No rights, no rules can be absolute

Published February 1, 2003

I am celebrating a 50th anniversary of a great moment in the process of becoming an adult – receiving my driver’s licence. At the time I was learning to drive, I was in university taking Psychology 100.In those days much psychological research was conducted among what were called “the higher primates” (I wonder what they would have made of research among us “other primates”?).One piece of research concerned the process of teaching a chimpanzee to drive a car. Evidently, these primates could be taught the rules about red and green lights. The problem was that they learned the rule as an absolute, and the presence of another vehicle in the intersection when the light was green made no difference.
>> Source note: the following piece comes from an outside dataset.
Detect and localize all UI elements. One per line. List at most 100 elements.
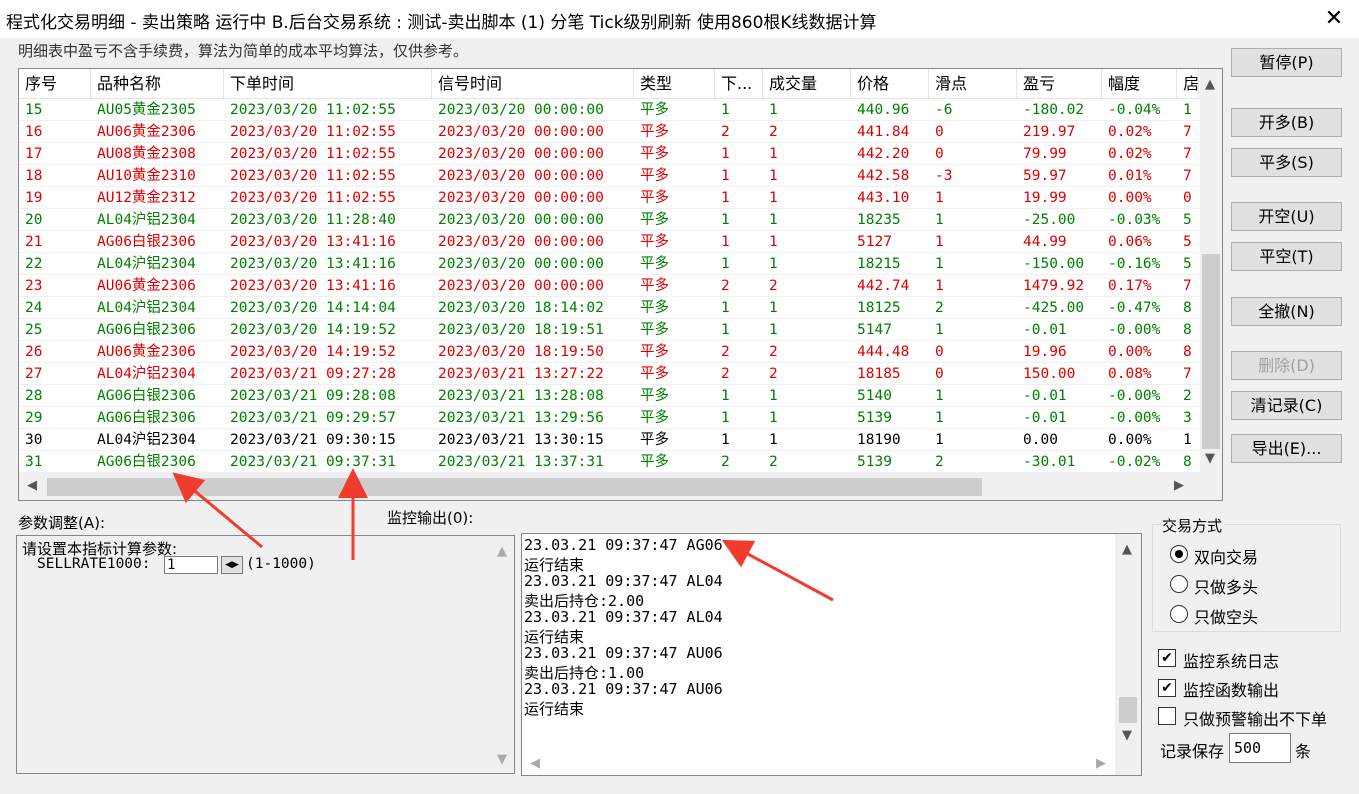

They drove through anyway. The project was abandoned, perhaps because adding the caution “only if the intersection is open” to the message of the green light, was beyond the capacity of the teachers to teach or the learners to learn. Another key learning came from my instructor (my father) about intersections not governed by traffic lights. The rule of that time was that the right of way at those intersections belonged to the vehicle on the right. But my father felt that this was a rule, like red and green lights, which was not necessarily absolute, and he taught me a verse to make the point.

“Here lies Jonathan Jay who died while defending his right of way; he was right, of course, as the day is long, but he’s just as dead as if he’d been wrong.”

On this anniversary, two simple reflections occur to me. The first is about automobiles and decision-making. In the 20th century, automobiles became the scene of a lot of decision-making. One area is “road rage,” a phenomenon which appears to be on the increase. Another is alcohol and driving, a phenomenon on the decrease. But the word “automobile” tells us a lot. It has the same prefix as, for example, “autonomy.” “Auto” means “self.” When I got my licence, my “self,” my capacity for autonomy and self-expression, took a great leap forward. The point when age forces people to give up that licence is a moment of diminution of autonomy. No wonder so much self-esteem is invested not only in automobiles but also in the way we perform as drivers. And my second reflection follows from that, namely, we are tempted to claim our rights on the road as absolute, and see any concession of right (or right of way) as a defeat. The result of that mindset can be disastrous. We have much to learn from the Jewish tradition of the “law” and the “commentary” on the law. The law is often phrased in absolutes. The commentary is the millennia-old rabbinic tradition of interpretation of the law in the circumstances. Even the Ten Commandments, among the most absolute material in the whole Bible, have undergone this process of interpretation. For example, what does “keeping holy the Sabbath” mean in our time? When we contemplate the prospect of war, what does it mean to say “thou shalt not kill”? If these ancient, timeless and binding claims of God upon us need reflection in each circumstance, what about my claims on others, my rights vis-a-vis others? But even more important, will these lofty reflections actually improve the quality of my behaviour on the road? Archbishop Michael Peers is primate of the Anglican Church of Canada.